I think the big 5 publishing houses would like me to believe the days of my indie success are over, that perhaps, I should go back to groveling for their attention through the industry gatekeepers, the agents.
I'm not ready to give up my indie status. Not yet.
Recently, I've come across two very interesting articles with opposing points of view on the subject.
It would seem that the Association of American Publishers would like the public to believe that the shift away from paperbacks to ebooks has reversed and the ebook market is in decline. Not great news for indie authors or small presses. Or for the many trees who will have to give their lives for the resurgent success of the paperback market.
Here is an excerpt from an article posted to The New York Times website.
“E-books were this rocket ship going straight up,” said Len Vlahos, a former executive director of the Book Industry Study Group, a nonprofit research group that tracks the publishing industry. “Just about everybody you talked to thought we were going the way of digital music.”
But the digital apocalypse never arrived, or at least not on schedule. While analysts once predicted that e-books would overtake print by 2015, digital sales have instead slowed sharply.
But the digital apocalypse never arrived, or at least not on schedule. While analysts once predicted that e-books would overtake print by 2015, digital sales have instead slowed sharply.
But here's the problem with their data:
It is also possible that a growing number of people are still buying and reading e-books, just not from traditional publishers. The declining e-book sales reported by publishers do not account for the millions of readers who have migrated to cheap and plentiful self-published e-books, which often cost less than a dollar.
Read the full article here.
While another site that monitors ebook sales on Amazon, Author Earnings, posted an article with a very different outlook for sellers of ebooks.
Here is an excerpt from the article.
The widely-heralded “plateauing” of the US ebook market has gotten plenty of press over the last 18 months, fueled primarily by these reports of declining ebook sales from the AAP, from Nielsen, and in the released quarterly financials of the Big Five.
Traditional publishers and publishing industry pundits are claiming that the broader US ebook market has now flattened, or is even shrinking.
But at the same time, the largest ebook store in world is telling the Wall Street Journal that the exact opposite is happening:
“Amazon says e-book sales in its Kindle store—which encompasses a host of titles that aren’t published by the five major houses—are up in 2015 in both units and revenue.”
You can read the full article here.
But right now, as of September 2015:
- “Nontraditionally-published” ebooks from indie self-publishers and Amazon publishing imprints make up 58% of all Kindle ebooks purchased in the US.
- Traditionally-published ebooks make up 42% of Kindle ebooks purchased in the US.
- When the AAP reports “declining ebook sales”, they are describing the shrinking portion of the US ebook market held by their 1200 participating traditional publishers, whose share of the broader US ebook market has fallen in the last 18 months from 46% of all Kindle ebook purchases to less than 32%.

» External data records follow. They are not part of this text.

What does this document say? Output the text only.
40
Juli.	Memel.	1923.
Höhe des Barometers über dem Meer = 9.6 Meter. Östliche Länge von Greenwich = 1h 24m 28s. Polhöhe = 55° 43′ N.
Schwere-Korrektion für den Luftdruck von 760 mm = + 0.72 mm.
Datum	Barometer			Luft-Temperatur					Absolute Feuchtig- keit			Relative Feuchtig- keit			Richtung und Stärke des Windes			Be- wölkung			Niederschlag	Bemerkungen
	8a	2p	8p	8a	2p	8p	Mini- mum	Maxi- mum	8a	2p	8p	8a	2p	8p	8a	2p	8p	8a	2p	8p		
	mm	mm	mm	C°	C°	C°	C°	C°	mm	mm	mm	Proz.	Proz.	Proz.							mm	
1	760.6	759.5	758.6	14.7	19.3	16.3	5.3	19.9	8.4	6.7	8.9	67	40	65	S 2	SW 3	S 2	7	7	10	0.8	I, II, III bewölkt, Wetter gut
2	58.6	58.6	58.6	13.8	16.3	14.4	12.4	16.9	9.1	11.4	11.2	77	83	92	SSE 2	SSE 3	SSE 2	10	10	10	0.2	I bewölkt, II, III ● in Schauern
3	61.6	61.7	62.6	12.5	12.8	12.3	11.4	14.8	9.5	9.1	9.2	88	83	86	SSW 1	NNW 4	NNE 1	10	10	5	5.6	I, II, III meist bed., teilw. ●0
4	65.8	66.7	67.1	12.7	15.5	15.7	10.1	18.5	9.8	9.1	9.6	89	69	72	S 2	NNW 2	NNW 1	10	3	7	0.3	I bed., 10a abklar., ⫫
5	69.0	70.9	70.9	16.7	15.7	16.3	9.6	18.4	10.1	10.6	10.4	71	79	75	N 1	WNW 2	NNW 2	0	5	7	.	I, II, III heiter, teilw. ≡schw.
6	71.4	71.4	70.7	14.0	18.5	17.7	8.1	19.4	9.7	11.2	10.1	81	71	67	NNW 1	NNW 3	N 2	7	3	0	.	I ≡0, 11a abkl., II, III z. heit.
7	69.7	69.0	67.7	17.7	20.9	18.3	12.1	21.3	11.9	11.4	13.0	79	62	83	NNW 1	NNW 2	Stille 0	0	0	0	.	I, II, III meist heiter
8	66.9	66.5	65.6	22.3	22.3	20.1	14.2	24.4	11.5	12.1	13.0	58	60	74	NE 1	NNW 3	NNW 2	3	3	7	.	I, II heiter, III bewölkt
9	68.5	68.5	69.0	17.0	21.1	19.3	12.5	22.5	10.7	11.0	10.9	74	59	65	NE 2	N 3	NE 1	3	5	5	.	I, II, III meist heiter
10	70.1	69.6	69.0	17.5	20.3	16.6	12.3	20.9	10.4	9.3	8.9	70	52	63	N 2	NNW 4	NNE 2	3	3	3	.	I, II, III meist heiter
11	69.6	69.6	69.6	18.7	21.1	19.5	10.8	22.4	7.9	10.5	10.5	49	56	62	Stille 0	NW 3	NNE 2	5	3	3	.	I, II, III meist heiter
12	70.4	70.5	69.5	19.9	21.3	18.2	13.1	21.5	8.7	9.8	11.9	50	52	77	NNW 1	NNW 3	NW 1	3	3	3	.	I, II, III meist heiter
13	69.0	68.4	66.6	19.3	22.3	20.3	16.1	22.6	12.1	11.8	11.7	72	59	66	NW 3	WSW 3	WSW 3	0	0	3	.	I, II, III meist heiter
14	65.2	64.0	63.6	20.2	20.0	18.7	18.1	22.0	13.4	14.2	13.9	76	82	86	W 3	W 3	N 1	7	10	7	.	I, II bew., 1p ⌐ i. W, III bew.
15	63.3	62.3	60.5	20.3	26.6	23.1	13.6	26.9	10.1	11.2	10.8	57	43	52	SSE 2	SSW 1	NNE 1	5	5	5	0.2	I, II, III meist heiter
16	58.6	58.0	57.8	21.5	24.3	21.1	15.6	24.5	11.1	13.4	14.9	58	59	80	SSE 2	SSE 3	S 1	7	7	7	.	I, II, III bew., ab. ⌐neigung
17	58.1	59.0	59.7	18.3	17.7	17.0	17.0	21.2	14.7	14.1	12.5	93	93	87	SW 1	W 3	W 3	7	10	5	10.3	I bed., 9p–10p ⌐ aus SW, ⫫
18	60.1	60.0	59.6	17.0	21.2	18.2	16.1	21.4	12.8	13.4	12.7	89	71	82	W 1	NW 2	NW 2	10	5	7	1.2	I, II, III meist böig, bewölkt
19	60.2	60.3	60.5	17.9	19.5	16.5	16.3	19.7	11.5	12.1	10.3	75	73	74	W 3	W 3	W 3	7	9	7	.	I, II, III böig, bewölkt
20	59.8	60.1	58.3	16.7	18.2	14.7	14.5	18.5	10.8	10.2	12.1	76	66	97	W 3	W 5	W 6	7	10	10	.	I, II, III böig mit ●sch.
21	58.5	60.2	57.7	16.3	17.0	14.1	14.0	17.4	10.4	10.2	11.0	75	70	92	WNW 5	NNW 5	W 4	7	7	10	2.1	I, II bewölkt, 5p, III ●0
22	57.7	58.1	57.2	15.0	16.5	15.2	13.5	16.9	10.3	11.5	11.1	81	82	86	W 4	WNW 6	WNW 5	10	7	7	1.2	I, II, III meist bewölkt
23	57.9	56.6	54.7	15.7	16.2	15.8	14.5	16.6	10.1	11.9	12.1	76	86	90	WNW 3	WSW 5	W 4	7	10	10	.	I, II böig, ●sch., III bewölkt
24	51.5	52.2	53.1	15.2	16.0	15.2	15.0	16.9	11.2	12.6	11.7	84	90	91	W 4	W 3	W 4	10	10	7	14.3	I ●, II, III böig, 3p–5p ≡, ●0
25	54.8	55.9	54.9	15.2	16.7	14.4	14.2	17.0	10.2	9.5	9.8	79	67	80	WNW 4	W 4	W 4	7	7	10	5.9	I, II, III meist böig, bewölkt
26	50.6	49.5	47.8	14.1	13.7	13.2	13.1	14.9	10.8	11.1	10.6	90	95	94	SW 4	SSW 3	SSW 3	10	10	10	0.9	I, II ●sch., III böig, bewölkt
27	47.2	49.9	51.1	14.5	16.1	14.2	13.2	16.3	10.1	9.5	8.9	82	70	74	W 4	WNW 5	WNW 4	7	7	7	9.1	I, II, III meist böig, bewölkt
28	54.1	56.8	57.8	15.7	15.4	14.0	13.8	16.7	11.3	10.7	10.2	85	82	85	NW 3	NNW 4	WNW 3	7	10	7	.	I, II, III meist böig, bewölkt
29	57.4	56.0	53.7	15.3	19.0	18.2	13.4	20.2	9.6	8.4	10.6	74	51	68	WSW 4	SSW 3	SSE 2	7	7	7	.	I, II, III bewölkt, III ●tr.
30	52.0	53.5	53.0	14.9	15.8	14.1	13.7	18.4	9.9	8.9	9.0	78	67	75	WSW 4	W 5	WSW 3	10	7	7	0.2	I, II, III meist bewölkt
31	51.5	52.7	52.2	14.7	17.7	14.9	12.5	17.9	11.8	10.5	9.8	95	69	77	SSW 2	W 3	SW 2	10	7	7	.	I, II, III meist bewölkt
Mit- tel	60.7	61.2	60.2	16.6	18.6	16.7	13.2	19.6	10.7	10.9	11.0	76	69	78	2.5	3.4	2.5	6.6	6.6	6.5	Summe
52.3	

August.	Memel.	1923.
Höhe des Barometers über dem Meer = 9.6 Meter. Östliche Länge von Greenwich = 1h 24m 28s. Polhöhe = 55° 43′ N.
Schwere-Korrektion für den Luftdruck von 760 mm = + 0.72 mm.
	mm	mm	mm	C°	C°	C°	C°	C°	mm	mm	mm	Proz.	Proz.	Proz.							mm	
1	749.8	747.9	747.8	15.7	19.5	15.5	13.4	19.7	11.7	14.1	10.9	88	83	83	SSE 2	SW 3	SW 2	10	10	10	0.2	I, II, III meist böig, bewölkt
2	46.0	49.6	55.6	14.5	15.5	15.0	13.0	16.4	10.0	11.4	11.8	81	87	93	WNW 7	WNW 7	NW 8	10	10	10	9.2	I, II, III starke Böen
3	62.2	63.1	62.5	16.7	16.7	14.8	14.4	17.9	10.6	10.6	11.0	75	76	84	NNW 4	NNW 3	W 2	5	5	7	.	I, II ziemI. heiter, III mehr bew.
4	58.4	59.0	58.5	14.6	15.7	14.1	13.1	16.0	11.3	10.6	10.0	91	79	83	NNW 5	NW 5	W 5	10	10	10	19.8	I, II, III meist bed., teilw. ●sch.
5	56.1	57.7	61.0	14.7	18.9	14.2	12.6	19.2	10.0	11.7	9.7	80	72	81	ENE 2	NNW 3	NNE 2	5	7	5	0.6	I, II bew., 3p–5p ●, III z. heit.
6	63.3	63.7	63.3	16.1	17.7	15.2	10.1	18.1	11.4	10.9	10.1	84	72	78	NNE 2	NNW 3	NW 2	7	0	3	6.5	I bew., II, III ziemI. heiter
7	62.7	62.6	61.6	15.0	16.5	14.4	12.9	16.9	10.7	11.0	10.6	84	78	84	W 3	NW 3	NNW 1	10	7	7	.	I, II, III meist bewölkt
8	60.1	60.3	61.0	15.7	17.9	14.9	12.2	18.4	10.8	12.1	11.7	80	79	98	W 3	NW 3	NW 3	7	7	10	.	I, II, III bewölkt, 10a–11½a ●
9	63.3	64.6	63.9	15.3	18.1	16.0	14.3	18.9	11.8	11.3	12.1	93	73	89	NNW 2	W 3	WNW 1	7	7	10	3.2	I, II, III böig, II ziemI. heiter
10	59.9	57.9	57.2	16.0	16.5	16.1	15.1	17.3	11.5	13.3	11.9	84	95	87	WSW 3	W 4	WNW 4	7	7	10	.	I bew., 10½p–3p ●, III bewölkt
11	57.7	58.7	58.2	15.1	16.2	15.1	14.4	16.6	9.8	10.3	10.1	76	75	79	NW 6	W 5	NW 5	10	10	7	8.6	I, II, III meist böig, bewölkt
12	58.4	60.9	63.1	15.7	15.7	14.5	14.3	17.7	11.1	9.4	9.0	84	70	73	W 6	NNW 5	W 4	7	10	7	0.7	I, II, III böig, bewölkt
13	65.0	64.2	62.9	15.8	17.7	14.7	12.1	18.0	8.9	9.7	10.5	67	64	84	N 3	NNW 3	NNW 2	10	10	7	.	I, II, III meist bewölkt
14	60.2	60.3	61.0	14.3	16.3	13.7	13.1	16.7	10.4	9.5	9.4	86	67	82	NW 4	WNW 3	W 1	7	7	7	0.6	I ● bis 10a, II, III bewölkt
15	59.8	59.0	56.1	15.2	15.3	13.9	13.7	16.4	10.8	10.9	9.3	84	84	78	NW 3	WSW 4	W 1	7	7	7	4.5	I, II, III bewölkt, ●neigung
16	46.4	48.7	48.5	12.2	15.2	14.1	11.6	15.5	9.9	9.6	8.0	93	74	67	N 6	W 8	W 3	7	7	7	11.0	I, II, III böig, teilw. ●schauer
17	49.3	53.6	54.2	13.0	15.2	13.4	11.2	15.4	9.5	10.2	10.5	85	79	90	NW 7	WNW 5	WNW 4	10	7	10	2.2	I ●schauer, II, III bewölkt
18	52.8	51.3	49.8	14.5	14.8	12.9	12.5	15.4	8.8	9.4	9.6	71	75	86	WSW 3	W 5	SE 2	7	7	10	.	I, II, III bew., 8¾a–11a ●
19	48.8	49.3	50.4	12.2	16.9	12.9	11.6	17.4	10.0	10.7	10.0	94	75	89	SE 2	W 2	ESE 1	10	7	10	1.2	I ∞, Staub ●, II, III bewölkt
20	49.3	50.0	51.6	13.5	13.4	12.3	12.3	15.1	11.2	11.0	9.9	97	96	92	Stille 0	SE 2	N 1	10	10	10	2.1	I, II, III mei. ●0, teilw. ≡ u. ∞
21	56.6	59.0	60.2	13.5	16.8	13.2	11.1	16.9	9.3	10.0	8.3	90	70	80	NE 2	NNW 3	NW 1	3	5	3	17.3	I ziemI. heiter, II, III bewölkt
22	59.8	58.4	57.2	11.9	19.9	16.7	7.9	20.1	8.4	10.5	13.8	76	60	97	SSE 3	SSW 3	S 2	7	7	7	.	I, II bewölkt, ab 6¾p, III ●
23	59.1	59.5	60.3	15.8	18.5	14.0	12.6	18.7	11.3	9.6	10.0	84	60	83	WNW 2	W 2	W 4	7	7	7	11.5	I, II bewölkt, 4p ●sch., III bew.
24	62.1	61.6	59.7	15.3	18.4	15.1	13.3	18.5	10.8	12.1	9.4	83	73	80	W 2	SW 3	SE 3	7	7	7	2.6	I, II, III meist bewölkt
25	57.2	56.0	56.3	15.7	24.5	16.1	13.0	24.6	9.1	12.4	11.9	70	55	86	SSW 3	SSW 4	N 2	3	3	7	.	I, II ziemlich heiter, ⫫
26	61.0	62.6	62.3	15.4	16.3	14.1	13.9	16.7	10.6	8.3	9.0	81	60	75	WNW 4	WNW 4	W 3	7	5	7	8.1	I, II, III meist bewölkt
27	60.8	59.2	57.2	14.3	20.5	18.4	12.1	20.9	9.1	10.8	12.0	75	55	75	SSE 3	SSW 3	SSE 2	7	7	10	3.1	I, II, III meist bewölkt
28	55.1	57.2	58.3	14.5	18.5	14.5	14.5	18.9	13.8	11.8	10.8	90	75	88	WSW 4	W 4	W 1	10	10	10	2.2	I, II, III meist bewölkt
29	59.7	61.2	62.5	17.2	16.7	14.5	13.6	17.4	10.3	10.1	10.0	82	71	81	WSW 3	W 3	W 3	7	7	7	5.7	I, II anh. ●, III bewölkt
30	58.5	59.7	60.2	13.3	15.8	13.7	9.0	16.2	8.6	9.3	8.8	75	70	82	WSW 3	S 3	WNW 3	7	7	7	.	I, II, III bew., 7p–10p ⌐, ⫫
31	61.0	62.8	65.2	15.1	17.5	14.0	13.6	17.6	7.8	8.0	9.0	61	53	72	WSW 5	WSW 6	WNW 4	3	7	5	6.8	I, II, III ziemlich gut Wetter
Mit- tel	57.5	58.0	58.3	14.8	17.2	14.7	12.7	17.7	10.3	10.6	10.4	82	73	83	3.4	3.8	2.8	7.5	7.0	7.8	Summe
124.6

This dramatic market share shift has not gone entirely unnoticed in traditional-publishing circles. In July, influential industry veteran Mike Shatzkin observed that:
“Ebook sales for big publishers may be declining but they’re being replaced by indie sales at lower prices (their USP) at Amazon.”
When the big 5 won their war with Amazon and began setting their own prices for ebooks, my sales soared. Is this just my experience or is this indicative of a larger trend in the market away from the higher prices set by the big 5? Did the big 5 basically shoot themselves in the proverbial foot?
No one is going to want to pay more for an ebook when you can get the paperback cheaper at Walmart. The big 5 were intentionally using this strategy to tank the ebook market and bolster the dying paperback market. So, yes, the big 5 ebook market was going to decline.
Readers who follow authors published by the big 5 are going to remain loyal and purchase the paperback if the ebook is more expensive. But what about those readers who have gotten used to the lower price of ebooks? A lot of them have migrated to independently published books.
I think the big 5 should break out of the denial their living in and quit believing that their segment of the publishing industry is the only segment that matters.